Provides that, if, on or after April 13, 2005, a foreign person or agency or instrumentality of a foreign government has more than $20 million invested in Iran's energy sector the President shall, until termination of such investment, withhold assistance under the Foreign Assistance Act of 1961 to the government of the country to which such person owes allegiance or to which control is exercised over such agency or instrumentality. Authorizes a national security waiver.
(Sec. 302) Declares that it should be U.S. policy to support diplomatic efforts to end Iran's manipulation of Article IV of the Nuclear Nonproliferation Treaty without undermining the Treaty itself.
Title IV: Democracy in Iran - (Sec. 401) Declares that it should be U.S. policy to support independent human rights and peaceful pro-democracy forces in Iran.
States that nothing in this Act shall be construed to authorize the use of force against Iran.
(Sec. 402) Authorizes the President to provide financial and political assistance to eligible foreign and domestic individuals and groups that support democracy in Iran, including assistance for radio and television broadcasting into Iran.

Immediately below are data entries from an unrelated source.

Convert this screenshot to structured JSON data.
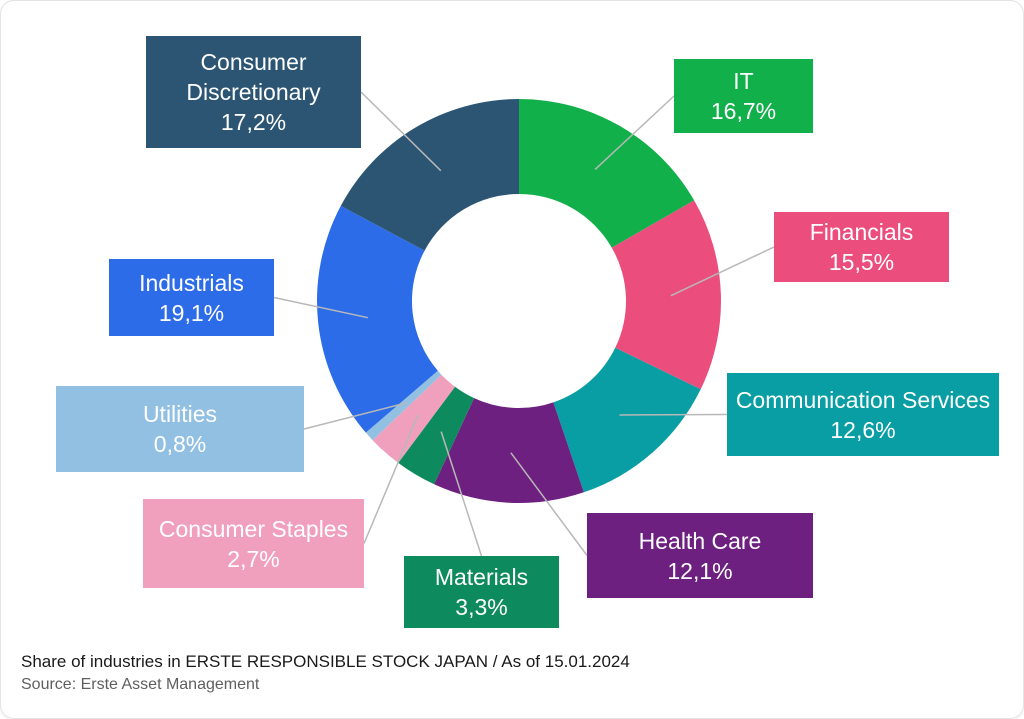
{
  "caption": {
    "title": "Share of industries in ERSTE RESPONSIBLE STOCK JAPAN / As of 15.01.2024",
    "source": "Source: Erste Asset Management"
  },
  "chart_data": {
    "type": "pie",
    "subtype": "donut",
    "title": "Share of industries in ERSTE RESPONSIBLE STOCK JAPAN",
    "as_of": "15.01.2024",
    "source": "Erste Asset Management",
    "start_angle_deg": 0,
    "direction": "clockwise",
    "unit": "%",
    "decimal_separator": ",",
    "leader_line_color": "#b8b8b8",
    "legend_position": "callout-boxes",
    "segments": [
      {
        "label": "IT",
        "value": 16.7,
        "value_label": "16,7%",
        "color": "#12B04B"
      },
      {
        "label": "Financials",
        "value": 15.5,
        "value_label": "15,5%",
        "color": "#EB4E7D"
      },
      {
        "label": "Communication Services",
        "value": 12.6,
        "value_label": "12,6%",
        "color": "#089EA4"
      },
      {
        "label": "Health Care",
        "value": 12.1,
        "value_label": "12,1%",
        "color": "#6E2081"
      },
      {
        "label": "Materials",
        "value": 3.3,
        "value_label": "3,3%",
        "color": "#0E8A5F"
      },
      {
        "label": "Consumer Staples",
        "value": 2.7,
        "value_label": "2,7%",
        "color": "#F0A0BC"
      },
      {
        "label": "Utilities",
        "value": 0.8,
        "value_label": "0,8%",
        "color": "#92C0E2"
      },
      {
        "label": "Industrials",
        "value": 19.1,
        "value_label": "19,1%",
        "color": "#2D6CE8"
      },
      {
        "label": "Consumer Discretionary",
        "value": 17.2,
        "value_label": "17,2%",
        "color": "#2B5573"
      }
    ]
  }
}
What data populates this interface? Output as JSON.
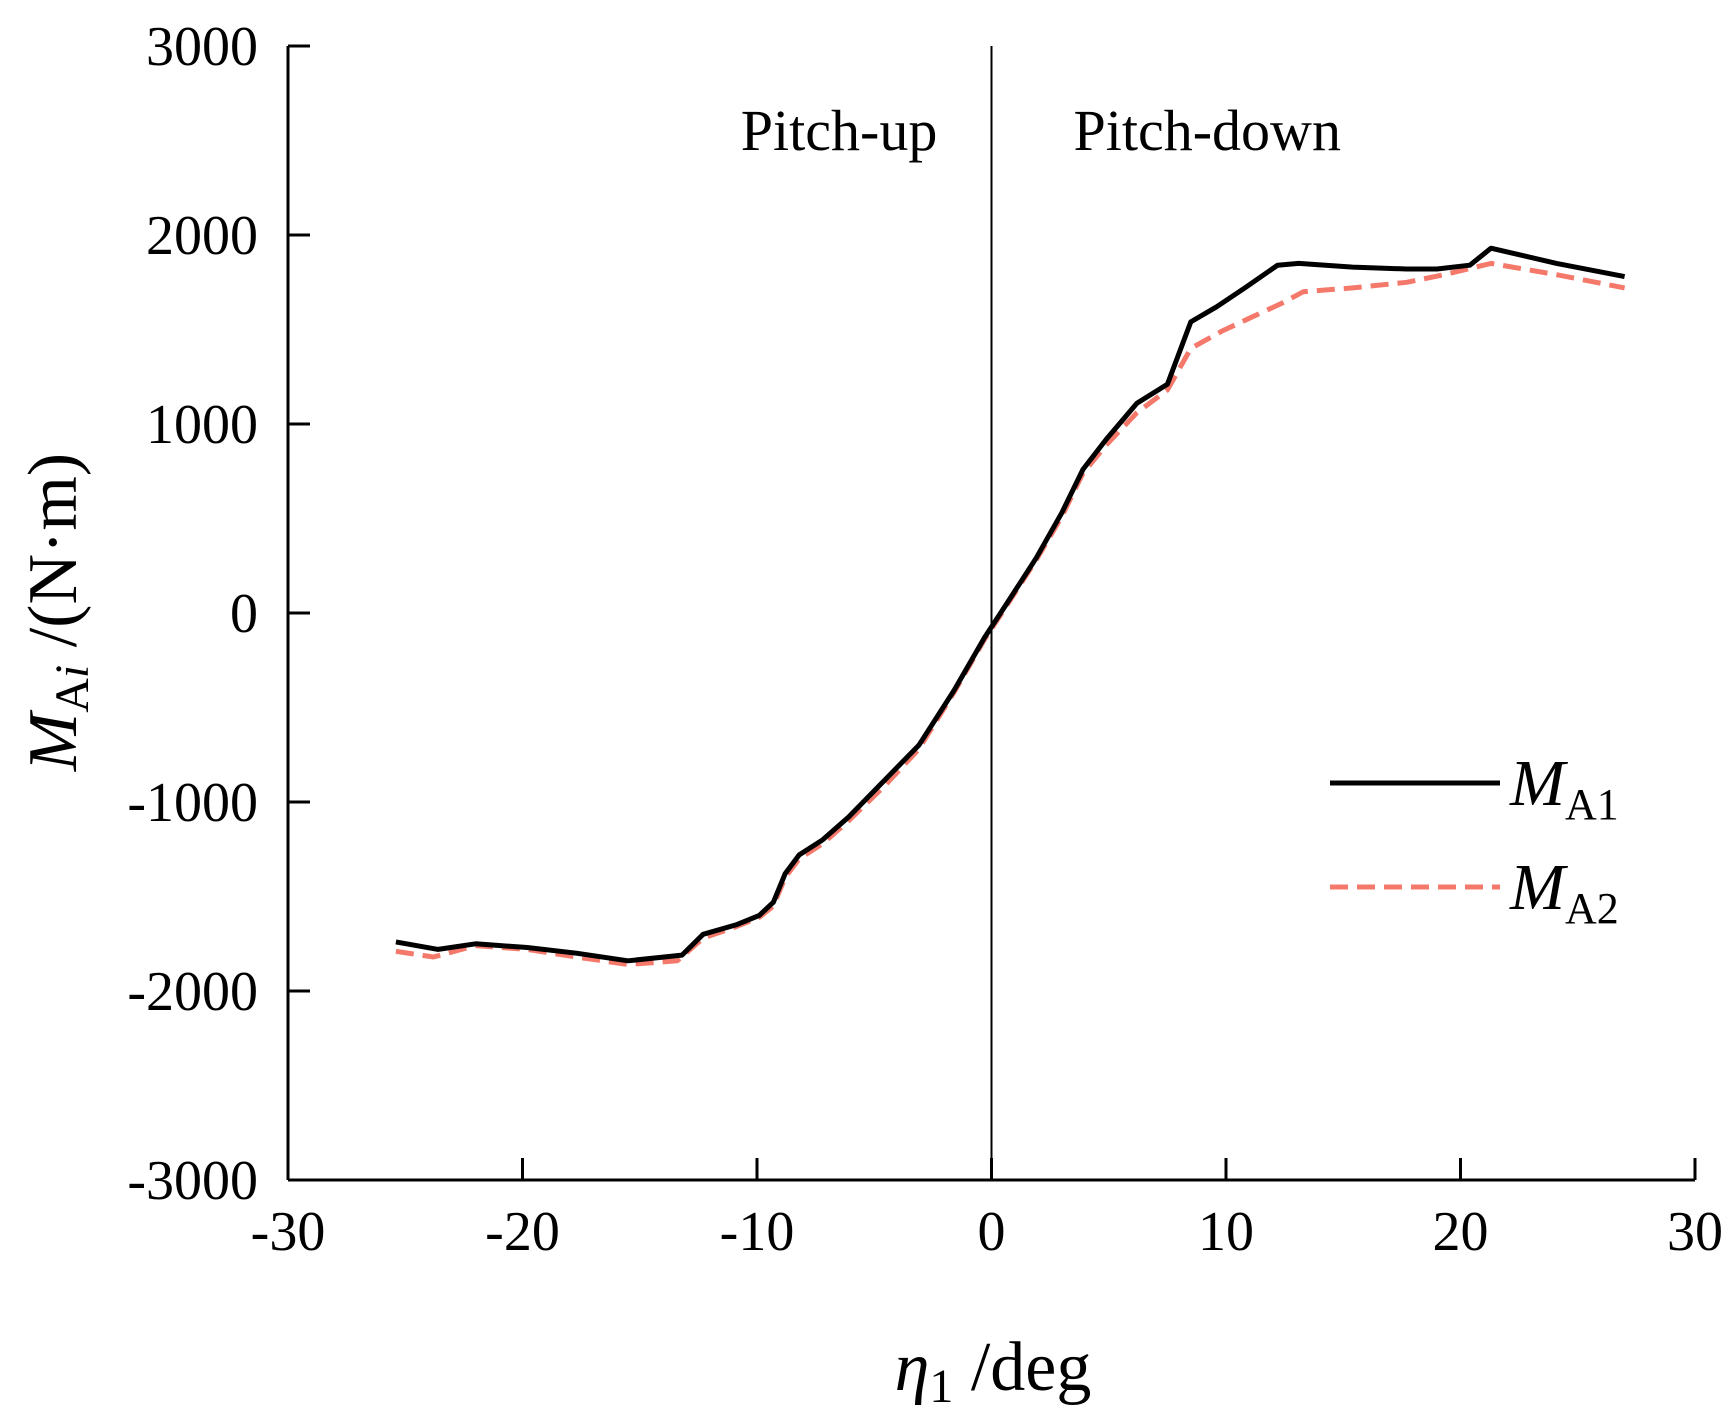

Prohibits assistance from being used to support the use of force against Iran.
States that assistance may be provided only to an individual, organization, or entity that: (1) officially opposes the use of violence and terrorism and has not been designated as a foreign terrorist organization during the preceding four years; (2) advocates Iran's adherence to nonproliferation regimes for nuclear, chemical, and biological weapons and materiel; (3) supports adoption of a democratic government in Iran; (4) is dedicated to respect for human rights, including equality of women; (5) works to establish equality of opportunity for people; and (6) supports freedoms of press, speech, association, and religion.
Expresses the sense of Congress that contacts should be expanded with eligible opposition groups in Iran.
(Sec. 403) Authorizes the Secretary of State to obtain a license for the export to, or by, any person to whom the Department of State has provided a grant under a program to promote democracy or human rights abroad, any item which is commercially available in the United States without government license or permit, to the extent that such export would be used exclusively for carrying out the purposes of the grant.